Słowa Ewangelii według świętego Marka (Mk 2, 18-22)
Uczniowie Jana i faryzeusze mieli właśnie post. Przyszli więc do Niego i pytali: Dlaczego uczniowie Jana i uczniowie faryzeuszów poszczą, a Twoi uczniowie nie poszczą? Jezus im odpowiedział: Czy goście weselni mogą pościć, dopóki pan młody jest z nimi? Nie mogą pościć, jak długo pana młodego majką u siebie. Lecz przyjdzie czas, kiedy zabiorą im pana młodego, a wtedy, w ów dzień, będą pościć. Nikt nie przyszywa łaty z surowego sukna do starego ubrania. W przeciwnym razie nowa łata obrywa jeszcze /część/ ze starego ubrania i robi się gorsze przedarcie. Nikt też młodego wina nie wlewa do starych bukłaków. W przeciwnym razie wino rozerwie bukłaki; i wino przepadnie, i bukłaki. Lecz młode wino /należy wlewać/ do nowych bukłaków.

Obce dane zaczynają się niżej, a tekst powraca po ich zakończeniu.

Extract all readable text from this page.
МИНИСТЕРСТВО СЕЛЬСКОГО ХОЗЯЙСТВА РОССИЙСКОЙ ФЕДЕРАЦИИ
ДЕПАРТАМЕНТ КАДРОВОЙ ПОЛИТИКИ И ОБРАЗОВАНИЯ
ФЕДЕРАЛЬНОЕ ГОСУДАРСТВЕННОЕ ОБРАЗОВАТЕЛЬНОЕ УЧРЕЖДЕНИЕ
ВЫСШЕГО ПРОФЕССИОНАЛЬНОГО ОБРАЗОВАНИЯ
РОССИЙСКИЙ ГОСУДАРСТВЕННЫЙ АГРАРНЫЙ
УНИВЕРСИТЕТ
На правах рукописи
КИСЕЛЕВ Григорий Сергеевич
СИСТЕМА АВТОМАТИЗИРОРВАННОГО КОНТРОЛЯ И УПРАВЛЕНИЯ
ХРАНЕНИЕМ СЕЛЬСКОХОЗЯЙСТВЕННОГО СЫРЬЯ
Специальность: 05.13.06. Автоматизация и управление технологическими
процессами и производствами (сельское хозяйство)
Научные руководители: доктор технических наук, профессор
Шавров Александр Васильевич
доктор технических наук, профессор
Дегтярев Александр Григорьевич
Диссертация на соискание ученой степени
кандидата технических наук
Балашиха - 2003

Jezus odnosi się do istoty postu. To nie jest praktyka ćwiczenia perfekcjonizmu. Post ma uświadomić nam głód Boga żywego. To nasz największy wewnętrzny problem – żyć Bogiem a nie kimś/czymś innym. Post ma odbudować naszą relację z Oblubieńcem, miłującym nas Panem.